On est à deux semaines du coup d’envoi et le plus gros Mondial de l’histoire est déjà en train de se construire. 48 équipes, trois pays, 104 matchs. Le football n’a jamais été joué à cette échelle.
Les bases sont posées. Les 48 sélections ont toutes choisi leur camp d’entraînement. L’Atlanta Mercedes-Benz Stadium est prêt. À New York, une loterie permet aux habitants d’obtenir des places à 50 dollars pour certains matchs au MetLife. Le spectacle s’annonce monstrueux.
Mais derrière l’ampleur, il y a déjà de la tension. L’Espagne a sorti une liste sans aucun joueur du Real Madrid. Lamine Yamal sera bien là, mais plusieurs cadors (Lewandowski, Osimhen, Rodrygo…) ne verront pas ce Mondial. Le format élargi commence déjà à faire des victimes.

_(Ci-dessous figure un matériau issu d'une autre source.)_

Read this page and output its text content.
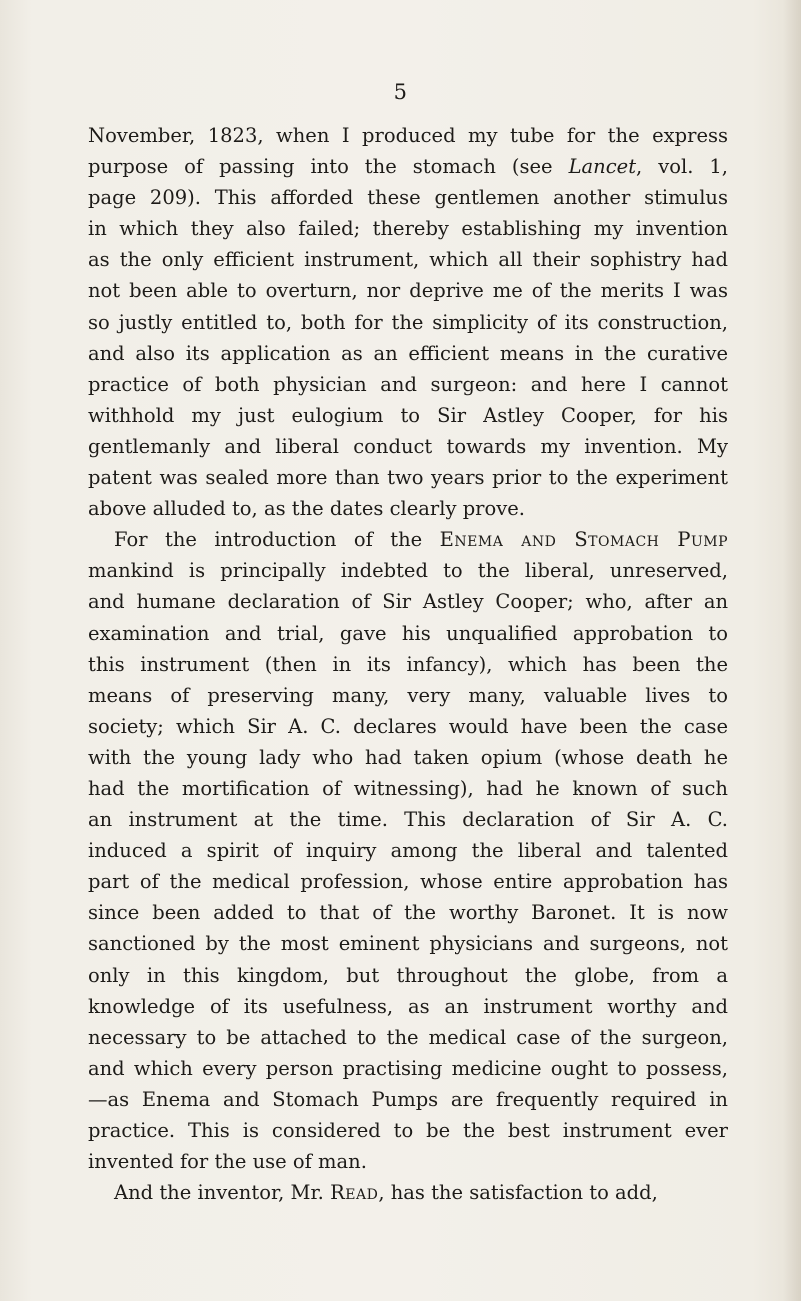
5
November, 1823, when I produced my tube for the express
purpose of passing into the stomach (see Lancet, vol. 1,
page 209). This afforded these gentlemen another stimulus
in which they also failed; thereby establishing my invention
as the only efficient instrument, which all their sophistry had
not been able to overturn, nor deprive me of the merits I was
so justly entitled to, both for the simplicity of its construction,
and also its application as an efficient means in the curative
practice of both physician and surgeon: and here I cannot
withhold my just eulogium to Sir Astley Cooper, for his
gentlemanly and liberal conduct towards my invention. My
patent was sealed more than two years prior to the experiment
above alluded to, as the dates clearly prove.
For the introduction of the Enema and Stomach Pump
mankind is principally indebted to the liberal, unreserved,
and humane declaration of Sir Astley Cooper; who, after an
examination and trial, gave his unqualified approbation to
this instrument (then in its infancy), which has been the
means of preserving many, very many, valuable lives to
society; which Sir A. C. declares would have been the case
with the young lady who had taken opium (whose death he
had the mortification of witnessing), had he known of such
an instrument at the time. This declaration of Sir A. C.
induced a spirit of inquiry among the liberal and talented
part of the medical profession, whose entire approbation has
since been added to that of the worthy Baronet. It is now
sanctioned by the most eminent physicians and surgeons, not
only in this kingdom, but throughout the globe, from a
knowledge of its usefulness, as an instrument worthy and
necessary to be attached to the medical case of the surgeon,
and which every person practising medicine ought to possess,
—as Enema and Stomach Pumps are frequently required in
practice. This is considered to be the best instrument ever
invented for the use of man.
And the inventor, Mr. Read, has the satisfaction to add,
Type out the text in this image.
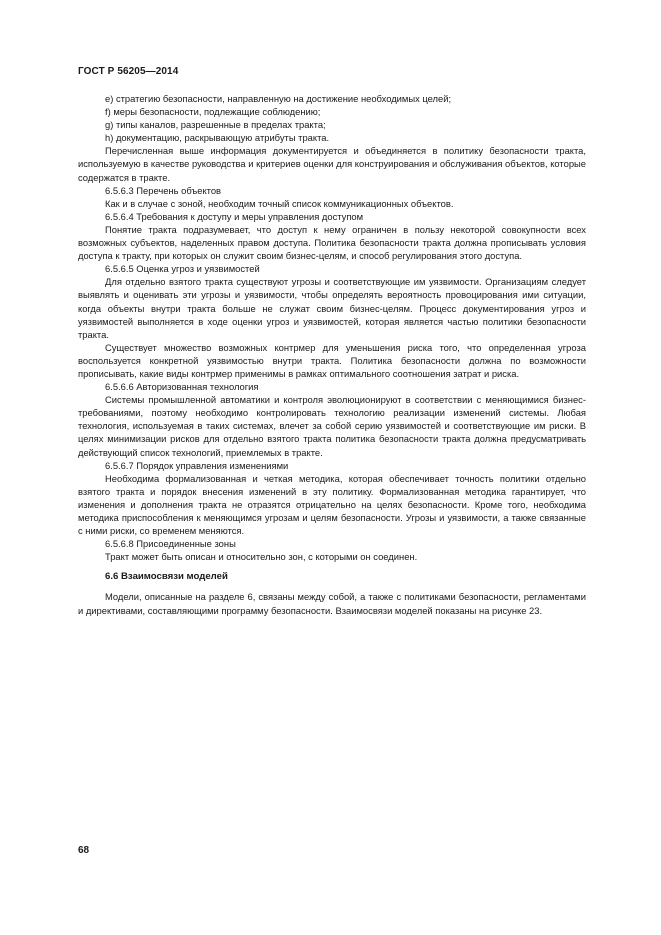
ГОСТ Р 56205—2014

e) стратегию безопасности, направленную на достижение необходимых целей;

f) меры безопасности, подлежащие соблюдению;

g) типы каналов, разрешенные в пределах тракта;

h) документацию, раскрывающую атрибуты тракта.

Перечисленная выше информация документируется и объединяется в политику безопасности тракта, используемую в качестве руководства и критериев оценки для конструирования и обслуживания объектов, которые содержатся в тракте.

6.5.6.3 Перечень объектов

Как и в случае с зоной, необходим точный список коммуникационных объектов.

6.5.6.4 Требования к доступу и меры управления доступом

Понятие тракта подразумевает, что доступ к нему ограничен в пользу некоторой совокупности всех возможных субъектов, наделенных правом доступа. Политика безопасности тракта должна прописывать условия доступа к тракту, при которых он служит своим бизнес-целям, и способ регулирования этого доступа.

6.5.6.5 Оценка угроз и уязвимостей

Для отдельно взятого тракта существуют угрозы и соответствующие им уязвимости. Организациям следует выявлять и оценивать эти угрозы и уязвимости, чтобы определять вероятность провоцирования ими ситуации, когда объекты внутри тракта больше не служат своим бизнес-целям. Процесс документирования угроз и уязвимостей выполняется в ходе оценки угроз и уязвимостей, которая является частью политики безопасности тракта.

Существует множество возможных контрмер для уменьшения риска того, что определенная угроза воспользуется конкретной уязвимостью внутри тракта. Политика безопасности должна по возможности прописывать, какие виды контрмер применимы в рамках оптимального соотношения затрат и риска.

6.5.6.6 Авторизованная технология

Системы промышленной автоматики и контроля эволюционируют в соответствии с меняющимися бизнес-требованиями, поэтому необходимо контролировать технологию реализации изменений системы. Любая технология, используемая в таких системах, влечет за собой серию уязвимостей и соответствующие им риски. В целях минимизации рисков для отдельно взятого тракта политика безопасности тракта должна предусматривать действующий список технологий, приемлемых в тракте.

6.5.6.7 Порядок управления изменениями

Необходима формализованная и четкая методика, которая обеспечивает точность политики отдельно взятого тракта и порядок внесения изменений в эту политику. Формализованная методика гарантирует, что изменения и дополнения тракта не отразятся отрицательно на целях безопасности. Кроме того, необходима методика приспособления к меняющимся угрозам и целям безопасности. Угрозы и уязвимости, а также связанные с ними риски, со временем меняются.

6.5.6.8 Присоединенные зоны

Тракт может быть описан и относительно зон, с которыми он соединен.

6.6 Взаимосвязи моделей

Модели, описанные на разделе 6, связаны между собой, а также с политиками безопасности, регламентами и директивами, составляющими программу безопасности. Взаимосвязи моделей показаны на рисунке 23.

68
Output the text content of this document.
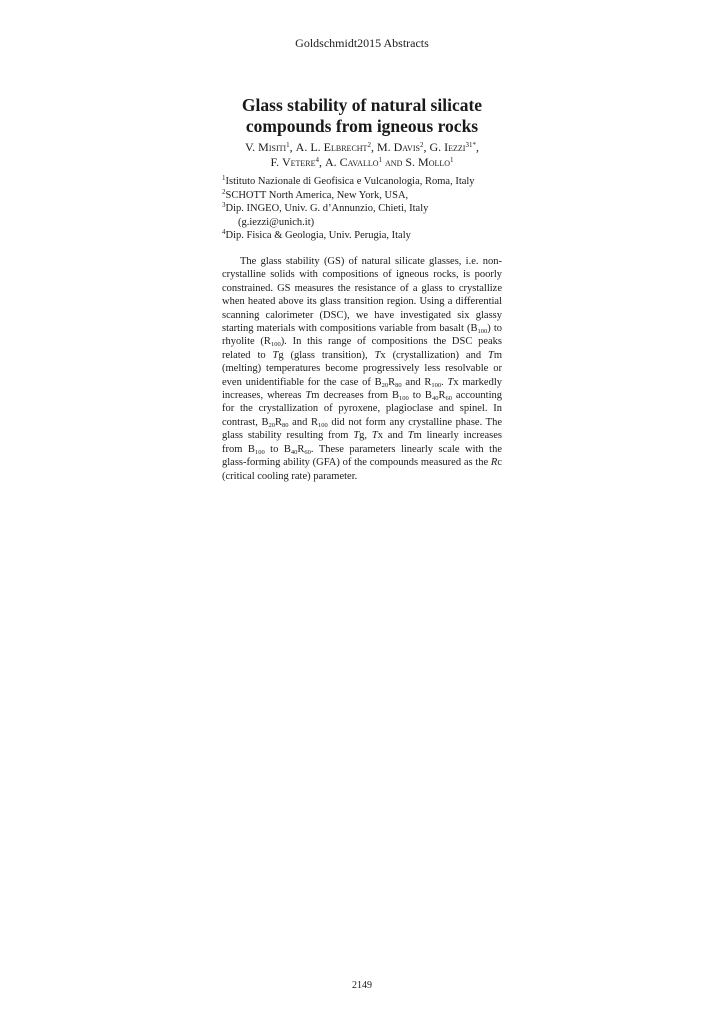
Goldschmidt2015 Abstracts
Glass stability of natural silicate
compounds from igneous rocks
V. Misiti$^1$, A. L. Elbrecht$^2$, M. Davis$^2$, G. Iezzi$^{31*}$,
F. Vetere$^4$, A. Cavallo$^1$ and S. Mollo$^1$

$^1$Istituto Nazionale di Geofisica e Vulcanologia, Roma, Italy

$^2$SCHOTT North America, New York, USA,

$^3$Dip. INGEO, Univ. G. d’Annunzio, Chieti, Italy

(g.iezzi@unich.it)

$^4$Dip. Fisica & Geologia, Univ. Perugia, Italy

The glass stability (GS) of natural silicate glasses, i.e. non-crystalline solids with compositions of igneous rocks, is poorly constrained. GS measures the resistance of a glass to crystallize when heated above its glass transition region. Using a differential scanning calorimeter (DSC), we have investigated six glassy starting materials with compositions variable from basalt $(B_{100})$ to rhyolite $(R_{100})$. In this range of compositions the DSC peaks related to Tg (glass transition), Tx (crystallization) and Tm (melting) temperatures become progressively less resolvable or even unidentifiable for the case of $B_{20}R_{80}$ and $R_{100}$. Tx markedly increases, whereas Tm decreases from $B_{100}$ to $B_{40}R_{60}$ accounting for the crystallization of pyroxene, plagioclase and spinel. In contrast, $B_{20}R_{80}$ and $R_{100}$ did not form any crystalline phase. The glass stability resulting from Tg, Tx and Tm linearly increases from $B_{100}$ to $B_{40}R_{60}$. These parameters linearly scale with the glass-forming ability (GFA) of the compounds measured as the Rc (critical cooling rate) parameter.

2149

Ce qui rend ce tournoi excitant, c’est précisément ça : le mélange entre la folie logistique (traverser un continent en pleine été) et l’imprévisibilité d’un format qui va tout changer. Plus de matchs, plus de fatigue, plus de surprises possibles.
On va voir du très grand football dans des stades énormes, avec trois drapeaux qui claquent ensemble en ouverture. C’est le genre de Mondial qui marque une génération.
Le rêve a déjà commencé. Reste plus qu’à le vivre.